Faut-il craindre un « futur sans emploi », tel une inexorable conséquence des progrès permis par les nouvelles technologies ? Pour le COE, la réponse est clairement non – ou en tout cas pas autant que certains le prédisent.

« Les robots, l’intelligence artificielle ou l’impression 3D ne justifient ni frayeur, ni exaltation » a ainsi fait savoir Marie-Claire Carrère-Gée, la présidente du Conseil, la semaine dernière. À l’appui d’un rapport se penchant sur les effets de l’automatisation et du numérique sur le volume de l’emploi (en termes de disparition mais aussi de créations), l’intéressée s’est même montrée optimiste : « Les pertes d’emploi, peut-être significatives, pourront être compensées, et plus que, par des créations d’emploi en France. »

Au moins un emploi sur deux sera impacté

L’institution estime que « moins de 10 % des emplois cumulent des vulnérabilités qui pourraient en menacer l’existence ». Un chiffre guère éloigné des 15 % évoqués courant 2016 par France Stratégie (organisme public lui aussi placé auprès du Premier ministre). Sans grande surprise, « ce sont les emplois les moins qualifiés qui restent les plus à risque en volume », explique le COE : agents d’entretien, ouvriers dans l’industrie, conducteurs de véhicules, etc.

coe robotisation

Une part bien plus importante des emplois est toutefois « potentiellement concernée » par les progrès techniques à venir. « Près de 50 % des emplois pourraient voir leur contenu évoluer avec le développement des technologies de la numérisation et de l’automatisation » peut-on lire en ce sens. Les enseignants, infirmières, vendeurs, secrétaires... figurent sur cette seconde liste.

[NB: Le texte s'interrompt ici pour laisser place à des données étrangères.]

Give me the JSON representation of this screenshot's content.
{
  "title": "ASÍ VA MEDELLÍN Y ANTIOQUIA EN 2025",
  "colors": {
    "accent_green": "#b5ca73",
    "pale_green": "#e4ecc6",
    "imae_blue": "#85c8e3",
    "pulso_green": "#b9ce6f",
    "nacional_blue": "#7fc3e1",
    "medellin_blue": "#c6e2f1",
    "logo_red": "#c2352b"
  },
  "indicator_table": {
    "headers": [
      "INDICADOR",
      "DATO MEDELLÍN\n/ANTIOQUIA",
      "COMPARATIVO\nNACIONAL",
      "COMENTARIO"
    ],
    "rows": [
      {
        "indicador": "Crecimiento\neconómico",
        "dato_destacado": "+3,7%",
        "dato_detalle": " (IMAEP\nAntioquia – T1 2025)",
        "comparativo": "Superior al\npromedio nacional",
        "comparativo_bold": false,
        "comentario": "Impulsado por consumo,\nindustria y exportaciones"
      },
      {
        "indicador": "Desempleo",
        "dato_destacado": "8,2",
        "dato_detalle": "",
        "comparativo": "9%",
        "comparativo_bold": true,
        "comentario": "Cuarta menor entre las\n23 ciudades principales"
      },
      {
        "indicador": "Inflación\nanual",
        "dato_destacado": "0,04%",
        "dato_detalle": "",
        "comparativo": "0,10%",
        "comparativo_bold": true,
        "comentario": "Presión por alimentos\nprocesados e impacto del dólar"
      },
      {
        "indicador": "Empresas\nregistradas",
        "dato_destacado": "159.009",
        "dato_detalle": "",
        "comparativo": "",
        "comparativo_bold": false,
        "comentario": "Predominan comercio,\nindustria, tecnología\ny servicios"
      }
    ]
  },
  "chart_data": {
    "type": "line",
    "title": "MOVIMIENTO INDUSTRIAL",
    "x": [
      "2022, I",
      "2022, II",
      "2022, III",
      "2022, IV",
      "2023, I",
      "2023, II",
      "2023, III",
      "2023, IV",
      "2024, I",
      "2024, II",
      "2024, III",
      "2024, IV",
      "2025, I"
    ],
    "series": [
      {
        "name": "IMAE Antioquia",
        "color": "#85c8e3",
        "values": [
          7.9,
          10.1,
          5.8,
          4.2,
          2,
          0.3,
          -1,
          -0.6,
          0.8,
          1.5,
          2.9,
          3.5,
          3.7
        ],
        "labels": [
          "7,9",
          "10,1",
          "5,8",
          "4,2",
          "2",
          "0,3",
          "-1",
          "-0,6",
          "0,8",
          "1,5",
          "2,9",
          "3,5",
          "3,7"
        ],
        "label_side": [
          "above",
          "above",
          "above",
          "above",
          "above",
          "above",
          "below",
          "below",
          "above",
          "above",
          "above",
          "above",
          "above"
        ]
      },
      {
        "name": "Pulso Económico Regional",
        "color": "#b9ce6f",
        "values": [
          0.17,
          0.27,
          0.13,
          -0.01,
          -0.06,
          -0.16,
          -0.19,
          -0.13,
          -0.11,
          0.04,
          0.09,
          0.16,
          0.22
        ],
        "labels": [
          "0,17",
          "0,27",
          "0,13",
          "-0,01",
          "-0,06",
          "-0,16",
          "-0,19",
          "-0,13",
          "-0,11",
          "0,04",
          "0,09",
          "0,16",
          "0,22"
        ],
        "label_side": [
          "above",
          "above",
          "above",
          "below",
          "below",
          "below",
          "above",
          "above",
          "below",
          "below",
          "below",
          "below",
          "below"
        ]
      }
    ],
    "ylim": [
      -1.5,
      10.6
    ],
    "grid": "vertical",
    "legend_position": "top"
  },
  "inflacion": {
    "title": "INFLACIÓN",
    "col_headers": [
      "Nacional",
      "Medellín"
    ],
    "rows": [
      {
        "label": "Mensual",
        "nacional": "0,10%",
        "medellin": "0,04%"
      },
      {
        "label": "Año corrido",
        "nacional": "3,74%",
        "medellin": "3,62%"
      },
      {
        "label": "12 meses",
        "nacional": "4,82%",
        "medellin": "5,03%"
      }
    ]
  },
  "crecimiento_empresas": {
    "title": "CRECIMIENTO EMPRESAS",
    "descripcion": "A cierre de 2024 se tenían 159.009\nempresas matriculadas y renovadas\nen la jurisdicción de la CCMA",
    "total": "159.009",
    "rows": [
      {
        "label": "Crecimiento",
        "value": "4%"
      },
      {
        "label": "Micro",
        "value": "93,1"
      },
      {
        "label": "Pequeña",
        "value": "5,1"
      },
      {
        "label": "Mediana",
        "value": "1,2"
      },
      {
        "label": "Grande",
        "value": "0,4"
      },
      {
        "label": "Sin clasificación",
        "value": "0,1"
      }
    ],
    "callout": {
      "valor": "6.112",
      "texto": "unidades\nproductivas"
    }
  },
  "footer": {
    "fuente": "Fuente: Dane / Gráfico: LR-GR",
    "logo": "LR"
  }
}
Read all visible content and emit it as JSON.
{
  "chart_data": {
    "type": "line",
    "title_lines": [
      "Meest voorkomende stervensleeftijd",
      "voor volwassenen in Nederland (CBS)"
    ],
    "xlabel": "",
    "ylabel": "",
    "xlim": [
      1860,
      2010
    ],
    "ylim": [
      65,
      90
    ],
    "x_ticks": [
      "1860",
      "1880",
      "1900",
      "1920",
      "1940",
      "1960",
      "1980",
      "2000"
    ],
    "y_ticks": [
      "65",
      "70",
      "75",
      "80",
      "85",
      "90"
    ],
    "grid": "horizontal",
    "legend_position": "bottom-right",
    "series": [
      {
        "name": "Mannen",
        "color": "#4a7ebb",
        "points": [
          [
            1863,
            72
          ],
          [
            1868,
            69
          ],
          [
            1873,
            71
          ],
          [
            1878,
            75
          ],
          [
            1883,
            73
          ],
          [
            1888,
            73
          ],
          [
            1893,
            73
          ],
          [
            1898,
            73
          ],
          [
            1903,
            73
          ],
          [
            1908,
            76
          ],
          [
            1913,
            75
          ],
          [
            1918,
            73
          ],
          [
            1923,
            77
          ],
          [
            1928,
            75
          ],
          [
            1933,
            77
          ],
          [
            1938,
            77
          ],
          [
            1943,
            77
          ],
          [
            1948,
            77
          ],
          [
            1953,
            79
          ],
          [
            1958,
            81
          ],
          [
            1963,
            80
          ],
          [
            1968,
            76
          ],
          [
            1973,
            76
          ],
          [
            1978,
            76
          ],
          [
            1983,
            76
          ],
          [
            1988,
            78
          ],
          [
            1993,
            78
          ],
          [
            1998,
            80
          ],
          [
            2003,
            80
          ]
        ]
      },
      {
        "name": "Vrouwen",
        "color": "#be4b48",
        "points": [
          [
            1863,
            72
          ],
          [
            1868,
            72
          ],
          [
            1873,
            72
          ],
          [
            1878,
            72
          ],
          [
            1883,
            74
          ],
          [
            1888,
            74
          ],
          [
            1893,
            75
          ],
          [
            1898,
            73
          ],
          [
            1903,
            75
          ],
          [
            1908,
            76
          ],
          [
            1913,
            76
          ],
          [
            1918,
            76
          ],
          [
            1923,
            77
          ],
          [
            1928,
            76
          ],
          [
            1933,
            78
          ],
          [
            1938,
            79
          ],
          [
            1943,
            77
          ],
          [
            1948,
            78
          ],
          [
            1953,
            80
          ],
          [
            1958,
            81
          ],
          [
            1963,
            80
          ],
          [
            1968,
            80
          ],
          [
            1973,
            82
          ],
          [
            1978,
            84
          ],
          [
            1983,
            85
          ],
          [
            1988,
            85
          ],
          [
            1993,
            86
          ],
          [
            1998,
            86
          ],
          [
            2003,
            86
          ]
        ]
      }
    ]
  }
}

Le Conseil insiste sur « potentiel » de création de nouveaux emplois

Pour le COE, les nouvelles technologies portent malgré tout un double « potentiel de création d’emploi », quand bien même l’institution reconnaît que son ampleur « est difficile à quantifier ». Le Conseil fait tout d’abord référence aux emplois directement liés au développement du numérique et de la robotique (ingénieurs, développeurs, etc.). « Mais il s’agit aussi et surtout des emplois indirects créés dans l’ensemble de l’économie et induits notamment par les effets de compensation », précise son rapport.

L’institution a quoi qu’il en soit prévu de compléter ses travaux par un second tome, prévu pour le printemps, qui se penchera cette fois sur les impacts relatifs aux conditions de travail, aux compétences des actifs, etc.

Le sujet fait en tout cas l’objet de nombreuses interrogations, le député Frédéric Lefebvre (LR) ayant demandé l’année dernière qu’une commission d’enquête parlementaire analyse de manière détaillée les conséquences de l’automatisation sur le marché de l’emploi. Sa proposition n’a pour l’heure pas été suivie.